In the meantime, the narrator muses on the meaning of Ukraine. "In today's globalized world," he thinks, "you don't lose your homeland; it is subsumed in that universal globality." But is it? For his wife Dounia, a Russian literature and culture professor at Midwest University (wait -- is that where I work?!), Ukraine is synonymous with Harvard -- the only place in the United States where there are actual positions and funding for Ukrainian Studies. But Eugene discovered the Ukrainian language as the Soviet Union (and all his stable prospects) were coming to an end. He is doubly fluent, in a way that his mother the Ukrainian Russian literature teacher and his acquaintance the Russian Ukrainian literature teacher simply are not -- he is of the past moment and of the future simultaneously. And he doesn't know where or who he is in the present.

The novel wanders into folklore and ancient history, the Westernization of Ukraine and the borders between Russian and Ukrainian literature (is Gogol finally Russian or Ukrainian?). And though the plot meanders, it is following a Pushkinian path -- up to and including a final meeting with a mature and intelligent Tatiana, who has learned from the library Eugene abandoned at his country home, and the long-awaited letter (de rigueur for an Onegin parody) from Tatiana to Eugene.

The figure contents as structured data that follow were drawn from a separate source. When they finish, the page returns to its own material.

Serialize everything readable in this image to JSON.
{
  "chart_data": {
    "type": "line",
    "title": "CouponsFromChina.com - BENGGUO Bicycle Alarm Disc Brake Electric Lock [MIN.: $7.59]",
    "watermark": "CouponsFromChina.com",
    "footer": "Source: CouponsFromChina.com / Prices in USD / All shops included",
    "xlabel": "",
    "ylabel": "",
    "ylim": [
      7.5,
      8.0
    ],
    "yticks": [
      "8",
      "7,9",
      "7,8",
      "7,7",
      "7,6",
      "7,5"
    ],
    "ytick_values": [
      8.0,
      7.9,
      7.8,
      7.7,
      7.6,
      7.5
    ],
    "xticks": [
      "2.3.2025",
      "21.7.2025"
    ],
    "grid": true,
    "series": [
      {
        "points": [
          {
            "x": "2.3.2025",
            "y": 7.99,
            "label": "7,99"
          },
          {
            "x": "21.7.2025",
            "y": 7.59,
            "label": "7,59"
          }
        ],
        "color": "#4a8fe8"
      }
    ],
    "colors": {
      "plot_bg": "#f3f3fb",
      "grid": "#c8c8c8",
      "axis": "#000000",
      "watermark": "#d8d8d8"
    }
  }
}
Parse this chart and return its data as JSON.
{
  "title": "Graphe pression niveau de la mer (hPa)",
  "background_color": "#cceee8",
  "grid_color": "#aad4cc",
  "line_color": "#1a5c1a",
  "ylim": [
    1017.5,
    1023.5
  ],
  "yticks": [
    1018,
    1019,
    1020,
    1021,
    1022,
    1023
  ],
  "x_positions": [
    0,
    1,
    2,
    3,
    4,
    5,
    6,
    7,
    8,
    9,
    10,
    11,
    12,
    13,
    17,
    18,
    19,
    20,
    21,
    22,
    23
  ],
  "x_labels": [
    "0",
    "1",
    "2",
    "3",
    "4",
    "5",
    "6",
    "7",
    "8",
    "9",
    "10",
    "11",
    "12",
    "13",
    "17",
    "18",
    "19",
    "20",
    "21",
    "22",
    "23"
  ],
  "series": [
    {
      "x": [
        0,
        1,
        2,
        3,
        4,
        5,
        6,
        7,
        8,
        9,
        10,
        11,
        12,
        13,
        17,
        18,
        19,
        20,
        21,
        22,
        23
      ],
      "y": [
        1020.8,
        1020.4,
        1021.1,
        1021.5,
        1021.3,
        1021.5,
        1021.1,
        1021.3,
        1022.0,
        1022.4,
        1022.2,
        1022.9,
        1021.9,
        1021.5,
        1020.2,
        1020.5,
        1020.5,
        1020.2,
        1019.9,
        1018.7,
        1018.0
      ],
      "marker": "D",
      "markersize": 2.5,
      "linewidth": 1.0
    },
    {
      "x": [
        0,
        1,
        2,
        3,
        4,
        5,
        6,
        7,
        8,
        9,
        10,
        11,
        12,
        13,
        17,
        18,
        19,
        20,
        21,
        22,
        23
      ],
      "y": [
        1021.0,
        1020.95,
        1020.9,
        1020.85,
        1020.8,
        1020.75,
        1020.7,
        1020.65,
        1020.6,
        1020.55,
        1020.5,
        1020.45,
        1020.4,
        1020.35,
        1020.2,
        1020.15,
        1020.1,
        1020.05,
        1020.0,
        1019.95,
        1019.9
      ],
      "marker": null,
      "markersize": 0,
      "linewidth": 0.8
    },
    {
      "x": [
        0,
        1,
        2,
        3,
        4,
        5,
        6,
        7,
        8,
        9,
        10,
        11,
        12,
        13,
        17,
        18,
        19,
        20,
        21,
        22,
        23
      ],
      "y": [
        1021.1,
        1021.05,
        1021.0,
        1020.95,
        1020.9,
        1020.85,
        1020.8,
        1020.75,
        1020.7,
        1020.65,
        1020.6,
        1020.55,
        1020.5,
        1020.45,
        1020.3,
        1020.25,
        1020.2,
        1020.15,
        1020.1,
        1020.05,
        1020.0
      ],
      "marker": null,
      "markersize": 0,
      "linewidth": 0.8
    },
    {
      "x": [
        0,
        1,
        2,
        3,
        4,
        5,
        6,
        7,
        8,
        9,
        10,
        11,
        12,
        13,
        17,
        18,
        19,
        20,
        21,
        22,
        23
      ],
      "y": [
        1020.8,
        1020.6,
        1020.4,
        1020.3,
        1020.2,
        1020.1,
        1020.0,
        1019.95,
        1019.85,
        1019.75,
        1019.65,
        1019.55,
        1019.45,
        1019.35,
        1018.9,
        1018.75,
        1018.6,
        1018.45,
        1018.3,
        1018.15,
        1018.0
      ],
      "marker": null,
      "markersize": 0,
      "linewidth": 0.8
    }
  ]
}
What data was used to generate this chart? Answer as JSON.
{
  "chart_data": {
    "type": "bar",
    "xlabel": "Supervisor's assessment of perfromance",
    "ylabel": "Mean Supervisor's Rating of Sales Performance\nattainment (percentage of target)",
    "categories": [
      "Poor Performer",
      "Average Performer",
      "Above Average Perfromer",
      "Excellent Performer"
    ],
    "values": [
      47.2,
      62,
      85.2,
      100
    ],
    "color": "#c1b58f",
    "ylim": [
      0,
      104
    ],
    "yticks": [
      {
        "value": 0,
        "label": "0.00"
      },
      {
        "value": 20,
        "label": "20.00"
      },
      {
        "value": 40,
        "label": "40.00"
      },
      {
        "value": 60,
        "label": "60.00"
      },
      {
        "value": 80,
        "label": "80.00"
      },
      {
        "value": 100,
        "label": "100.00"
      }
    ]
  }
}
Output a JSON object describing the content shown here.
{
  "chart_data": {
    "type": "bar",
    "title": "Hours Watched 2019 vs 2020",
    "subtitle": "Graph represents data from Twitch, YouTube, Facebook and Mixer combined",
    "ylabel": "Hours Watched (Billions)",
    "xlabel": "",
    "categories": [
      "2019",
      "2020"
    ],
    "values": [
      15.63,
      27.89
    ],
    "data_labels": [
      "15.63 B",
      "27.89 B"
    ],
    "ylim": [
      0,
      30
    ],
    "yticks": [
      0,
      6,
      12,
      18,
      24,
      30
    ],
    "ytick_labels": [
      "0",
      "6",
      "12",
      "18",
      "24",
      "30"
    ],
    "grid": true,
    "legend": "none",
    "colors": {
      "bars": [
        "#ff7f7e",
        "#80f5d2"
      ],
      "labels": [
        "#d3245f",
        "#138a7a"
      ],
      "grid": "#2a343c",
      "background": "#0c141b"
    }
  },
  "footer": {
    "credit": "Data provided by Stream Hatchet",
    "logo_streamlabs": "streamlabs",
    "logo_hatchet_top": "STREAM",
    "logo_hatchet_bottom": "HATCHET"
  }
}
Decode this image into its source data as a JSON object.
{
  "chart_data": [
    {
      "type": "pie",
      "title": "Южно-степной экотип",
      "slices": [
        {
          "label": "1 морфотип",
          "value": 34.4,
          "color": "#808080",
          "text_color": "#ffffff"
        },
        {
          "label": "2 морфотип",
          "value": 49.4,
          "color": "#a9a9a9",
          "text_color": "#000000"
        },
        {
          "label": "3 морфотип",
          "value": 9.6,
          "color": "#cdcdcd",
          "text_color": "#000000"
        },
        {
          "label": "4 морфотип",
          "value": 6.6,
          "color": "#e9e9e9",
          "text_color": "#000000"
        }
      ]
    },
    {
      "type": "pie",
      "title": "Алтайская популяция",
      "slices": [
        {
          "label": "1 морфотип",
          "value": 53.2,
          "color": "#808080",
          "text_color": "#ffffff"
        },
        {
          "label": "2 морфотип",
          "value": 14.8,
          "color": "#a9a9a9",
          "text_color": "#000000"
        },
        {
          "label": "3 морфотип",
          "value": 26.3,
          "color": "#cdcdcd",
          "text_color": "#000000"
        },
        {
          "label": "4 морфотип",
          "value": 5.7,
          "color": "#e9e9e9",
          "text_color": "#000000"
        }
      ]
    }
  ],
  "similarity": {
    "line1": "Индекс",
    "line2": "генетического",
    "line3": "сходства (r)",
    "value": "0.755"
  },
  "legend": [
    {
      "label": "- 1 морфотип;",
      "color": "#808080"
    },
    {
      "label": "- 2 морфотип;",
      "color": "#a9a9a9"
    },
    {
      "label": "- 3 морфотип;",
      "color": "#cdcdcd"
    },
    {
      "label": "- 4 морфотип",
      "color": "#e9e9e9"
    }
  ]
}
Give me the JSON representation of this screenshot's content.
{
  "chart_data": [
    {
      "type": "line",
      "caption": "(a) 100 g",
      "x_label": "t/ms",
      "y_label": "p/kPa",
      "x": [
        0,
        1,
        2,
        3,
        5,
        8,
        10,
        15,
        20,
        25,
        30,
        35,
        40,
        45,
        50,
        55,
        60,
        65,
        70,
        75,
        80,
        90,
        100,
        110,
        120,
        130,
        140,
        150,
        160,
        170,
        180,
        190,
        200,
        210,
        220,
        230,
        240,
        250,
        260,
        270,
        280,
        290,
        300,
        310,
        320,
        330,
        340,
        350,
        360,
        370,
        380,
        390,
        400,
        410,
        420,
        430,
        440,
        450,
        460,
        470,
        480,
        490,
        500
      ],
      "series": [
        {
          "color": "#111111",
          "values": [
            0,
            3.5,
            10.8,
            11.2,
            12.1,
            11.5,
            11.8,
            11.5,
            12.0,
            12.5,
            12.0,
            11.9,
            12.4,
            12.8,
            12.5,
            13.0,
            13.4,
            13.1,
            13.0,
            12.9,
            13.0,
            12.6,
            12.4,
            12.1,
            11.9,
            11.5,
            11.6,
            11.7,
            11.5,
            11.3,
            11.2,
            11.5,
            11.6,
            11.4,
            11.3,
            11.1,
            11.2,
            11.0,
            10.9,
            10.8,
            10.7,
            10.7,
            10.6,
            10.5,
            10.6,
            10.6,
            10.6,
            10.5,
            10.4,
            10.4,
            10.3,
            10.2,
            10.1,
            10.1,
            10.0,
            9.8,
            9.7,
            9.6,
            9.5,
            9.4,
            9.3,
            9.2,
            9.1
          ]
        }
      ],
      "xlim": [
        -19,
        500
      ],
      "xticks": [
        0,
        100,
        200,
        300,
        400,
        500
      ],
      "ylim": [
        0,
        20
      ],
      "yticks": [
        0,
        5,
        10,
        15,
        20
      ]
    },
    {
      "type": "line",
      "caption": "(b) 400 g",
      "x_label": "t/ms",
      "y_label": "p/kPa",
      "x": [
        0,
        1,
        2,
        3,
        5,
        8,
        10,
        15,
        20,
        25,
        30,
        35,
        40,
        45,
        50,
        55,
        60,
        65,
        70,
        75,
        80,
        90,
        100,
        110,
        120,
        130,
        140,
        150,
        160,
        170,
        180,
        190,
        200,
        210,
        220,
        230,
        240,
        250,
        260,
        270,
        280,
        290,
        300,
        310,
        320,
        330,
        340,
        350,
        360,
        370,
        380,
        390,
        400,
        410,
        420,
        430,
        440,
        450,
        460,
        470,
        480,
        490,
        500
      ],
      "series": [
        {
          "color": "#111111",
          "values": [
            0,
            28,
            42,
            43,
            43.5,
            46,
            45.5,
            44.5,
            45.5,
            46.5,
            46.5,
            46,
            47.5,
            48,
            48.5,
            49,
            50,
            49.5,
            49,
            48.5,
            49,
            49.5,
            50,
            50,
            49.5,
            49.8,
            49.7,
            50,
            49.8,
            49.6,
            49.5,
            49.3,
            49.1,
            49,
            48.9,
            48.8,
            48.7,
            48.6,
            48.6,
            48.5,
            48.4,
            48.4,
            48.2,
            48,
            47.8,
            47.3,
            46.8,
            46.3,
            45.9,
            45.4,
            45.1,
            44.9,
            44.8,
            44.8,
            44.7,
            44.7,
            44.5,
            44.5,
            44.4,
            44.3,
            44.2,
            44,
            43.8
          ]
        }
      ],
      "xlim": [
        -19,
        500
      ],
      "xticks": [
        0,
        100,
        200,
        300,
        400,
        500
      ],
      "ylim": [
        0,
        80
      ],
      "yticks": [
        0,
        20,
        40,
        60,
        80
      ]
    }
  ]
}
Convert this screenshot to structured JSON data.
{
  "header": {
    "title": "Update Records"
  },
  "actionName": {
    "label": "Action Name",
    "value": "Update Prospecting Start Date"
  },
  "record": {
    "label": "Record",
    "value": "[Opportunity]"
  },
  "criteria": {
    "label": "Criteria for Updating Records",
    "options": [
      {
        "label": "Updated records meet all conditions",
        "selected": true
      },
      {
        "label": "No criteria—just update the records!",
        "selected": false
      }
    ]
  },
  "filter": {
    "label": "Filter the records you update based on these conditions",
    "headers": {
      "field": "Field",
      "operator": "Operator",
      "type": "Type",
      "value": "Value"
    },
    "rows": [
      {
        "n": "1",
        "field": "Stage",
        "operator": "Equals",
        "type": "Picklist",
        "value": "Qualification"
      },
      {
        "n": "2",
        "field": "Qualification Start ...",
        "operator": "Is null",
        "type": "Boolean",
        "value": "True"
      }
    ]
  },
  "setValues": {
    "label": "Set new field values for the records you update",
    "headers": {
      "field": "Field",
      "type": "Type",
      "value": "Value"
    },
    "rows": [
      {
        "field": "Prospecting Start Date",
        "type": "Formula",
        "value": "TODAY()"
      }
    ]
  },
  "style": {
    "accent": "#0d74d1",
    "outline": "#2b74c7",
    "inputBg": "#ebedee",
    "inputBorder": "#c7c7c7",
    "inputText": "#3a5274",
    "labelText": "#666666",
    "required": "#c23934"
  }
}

In discussing Pushkin's novel, my students can't decide what interests them more: the friendship between Onegin and Lensky or the one between the narrator and Eugene. In this famous sketch from Pushkin's manuscripts (at right), we see Pushkin and his protagonist leaning on the embankment overlooking the Neva River and Peter and Paul Fortress. But in Kononenko's rewriting, we might envision two Eugenes -- a Ukrainian and a Russian -- with two heritages, overlapping and sometimes parallel, often contentious, always evocative. Try as he might, and though he becomes a true Ukrainian patriot, Eugene cannot reject his Russian childhood in Kiev. To complicate matters even further, Kononenko also evokes Kundera, and there is no doubt that coitus plays an important role in Eugene's self-fashioning. (For him, Ukrainian is the "language of love.")

Like Samarsky, Onegin took his name from a river, and only when the new Eugene is separated from his homeland by an even larger body of water does he come to understand his place in it and in the post-Soviet global landscape.

Readers of Kononenko will note that this is a British translation from Ukrainian; one occasionally feels a Slavic diction that interferes with the sentence structure in English, and an American reader might be left wondering at the definition of the important Ukrainian food product "speck." For that definition, I can recommend this blog post.